10 experts shared their view
Google recently announced that they are going forward with their plan to block third-party cookie tracking through Google Chrome (Chrome commands 63% of browser market share). What this means exactly for hotels is not totally clear. Mostly what will be affecting is tracking the source of revenue on a hotel's website (also called attribution) and the possibility to re-target visitors to your website (unless you use Google's retargeting ad products). To avoid users getting hit with totally irrelevant ads, like billboards on the highway, Google is creating a new system to target users which involves less tracking. Called FLoC the system essentially groups people into categories based on their behavior and puts a label on top so they can get served ads based on those labels without having any personal information connected. However, it only works if you advertise with Google, which means they are building a taller wall around their garden - an odd choice as they enter a long anti-trust investigation process. But what does this mean for hotel marketing? How will hotels track revenue? Since most non-major brand hotels have two domains (website + booking engine) how will this affect tracking?
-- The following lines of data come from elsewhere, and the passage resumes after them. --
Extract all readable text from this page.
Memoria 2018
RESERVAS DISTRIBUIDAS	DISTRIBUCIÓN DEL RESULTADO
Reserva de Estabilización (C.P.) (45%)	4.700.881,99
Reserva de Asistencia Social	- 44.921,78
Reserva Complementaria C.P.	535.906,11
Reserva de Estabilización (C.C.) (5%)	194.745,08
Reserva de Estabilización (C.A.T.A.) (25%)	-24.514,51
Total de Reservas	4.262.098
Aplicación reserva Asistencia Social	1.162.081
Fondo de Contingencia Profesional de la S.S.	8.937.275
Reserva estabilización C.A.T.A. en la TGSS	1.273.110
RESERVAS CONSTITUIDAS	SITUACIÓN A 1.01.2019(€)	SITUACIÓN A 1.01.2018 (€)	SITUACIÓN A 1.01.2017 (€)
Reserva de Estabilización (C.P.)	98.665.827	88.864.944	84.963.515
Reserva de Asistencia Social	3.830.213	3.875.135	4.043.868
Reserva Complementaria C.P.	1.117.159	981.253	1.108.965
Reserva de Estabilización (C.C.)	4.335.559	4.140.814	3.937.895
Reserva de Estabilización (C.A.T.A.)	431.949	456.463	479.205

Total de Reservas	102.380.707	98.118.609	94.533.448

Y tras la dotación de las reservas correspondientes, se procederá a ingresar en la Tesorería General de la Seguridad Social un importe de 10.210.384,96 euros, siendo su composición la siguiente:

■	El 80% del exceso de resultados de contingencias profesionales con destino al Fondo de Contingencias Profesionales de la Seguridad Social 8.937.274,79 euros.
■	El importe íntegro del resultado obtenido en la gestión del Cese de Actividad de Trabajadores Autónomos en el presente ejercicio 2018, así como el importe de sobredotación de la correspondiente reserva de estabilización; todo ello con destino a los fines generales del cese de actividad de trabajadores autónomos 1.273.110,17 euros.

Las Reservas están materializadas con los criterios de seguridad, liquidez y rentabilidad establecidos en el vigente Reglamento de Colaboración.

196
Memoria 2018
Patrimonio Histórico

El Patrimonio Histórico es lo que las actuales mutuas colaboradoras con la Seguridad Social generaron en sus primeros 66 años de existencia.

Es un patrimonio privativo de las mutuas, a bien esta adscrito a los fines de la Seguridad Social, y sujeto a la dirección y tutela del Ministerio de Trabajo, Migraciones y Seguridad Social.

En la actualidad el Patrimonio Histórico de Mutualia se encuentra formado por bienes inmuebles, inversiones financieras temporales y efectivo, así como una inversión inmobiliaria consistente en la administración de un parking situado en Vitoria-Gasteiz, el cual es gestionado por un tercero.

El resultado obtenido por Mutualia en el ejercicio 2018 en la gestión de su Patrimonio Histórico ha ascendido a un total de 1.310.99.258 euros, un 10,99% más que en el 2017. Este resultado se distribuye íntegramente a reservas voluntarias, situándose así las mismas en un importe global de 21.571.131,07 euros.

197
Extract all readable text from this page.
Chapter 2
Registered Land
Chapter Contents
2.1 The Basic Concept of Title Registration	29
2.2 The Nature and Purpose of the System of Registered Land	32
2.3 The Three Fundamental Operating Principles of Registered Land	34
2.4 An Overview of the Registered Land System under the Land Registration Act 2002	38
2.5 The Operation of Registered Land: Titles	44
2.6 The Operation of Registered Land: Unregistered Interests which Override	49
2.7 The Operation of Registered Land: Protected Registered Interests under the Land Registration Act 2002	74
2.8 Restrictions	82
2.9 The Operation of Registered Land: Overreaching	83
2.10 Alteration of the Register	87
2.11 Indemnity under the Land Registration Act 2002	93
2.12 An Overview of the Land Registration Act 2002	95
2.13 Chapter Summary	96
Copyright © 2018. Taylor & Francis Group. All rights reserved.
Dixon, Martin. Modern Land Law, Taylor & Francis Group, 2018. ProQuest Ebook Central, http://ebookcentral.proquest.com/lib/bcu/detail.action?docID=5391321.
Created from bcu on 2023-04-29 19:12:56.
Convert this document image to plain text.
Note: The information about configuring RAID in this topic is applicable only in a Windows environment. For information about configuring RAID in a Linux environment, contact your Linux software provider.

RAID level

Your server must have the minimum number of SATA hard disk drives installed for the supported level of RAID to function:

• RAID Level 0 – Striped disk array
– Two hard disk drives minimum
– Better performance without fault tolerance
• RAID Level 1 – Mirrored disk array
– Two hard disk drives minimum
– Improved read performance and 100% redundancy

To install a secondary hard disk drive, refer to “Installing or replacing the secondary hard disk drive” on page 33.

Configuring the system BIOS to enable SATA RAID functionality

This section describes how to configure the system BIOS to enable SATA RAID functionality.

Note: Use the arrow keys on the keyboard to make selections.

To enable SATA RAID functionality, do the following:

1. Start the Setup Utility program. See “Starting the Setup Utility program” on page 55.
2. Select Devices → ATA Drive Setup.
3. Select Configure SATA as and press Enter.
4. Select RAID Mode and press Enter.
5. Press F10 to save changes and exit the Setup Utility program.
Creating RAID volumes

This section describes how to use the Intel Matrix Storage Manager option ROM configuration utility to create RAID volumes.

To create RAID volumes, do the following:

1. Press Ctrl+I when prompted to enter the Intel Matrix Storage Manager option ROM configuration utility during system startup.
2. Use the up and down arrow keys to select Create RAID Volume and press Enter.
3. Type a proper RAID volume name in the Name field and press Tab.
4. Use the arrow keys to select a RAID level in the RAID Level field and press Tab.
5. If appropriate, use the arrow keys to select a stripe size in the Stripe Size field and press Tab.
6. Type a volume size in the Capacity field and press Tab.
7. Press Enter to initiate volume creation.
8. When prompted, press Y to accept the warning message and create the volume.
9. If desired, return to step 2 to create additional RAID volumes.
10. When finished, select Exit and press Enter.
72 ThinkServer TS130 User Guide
Although noble in sentiment, the death of cookies will do little to enhance consumer privacy and will only make life far more difficult for smaller hotel brands and independent properties.
Megabrands (including many of the major hotel chains) have already moved on and are actively using alternative technologies to individually target high potential and high value customers. However, smaller players, lacking the expertise, budgets and technology to even get on the playing field, will fall further behind. Costs will rise, and targeting accuracy will decrease, for everyone, all in the name of faux-privacy that everyone knows is a fallacy anyway.
Undoubtedly the winners will be Google and Facebook, who will charge an ever increasing-premium to anyone wishing to even try to gain visibility with potential customers. Meanwhile the rest of us will have to suffer less efficient searches and badly targeted advertising, all in the name of 'progress'.
Not all change is good, for marketers or for consumers.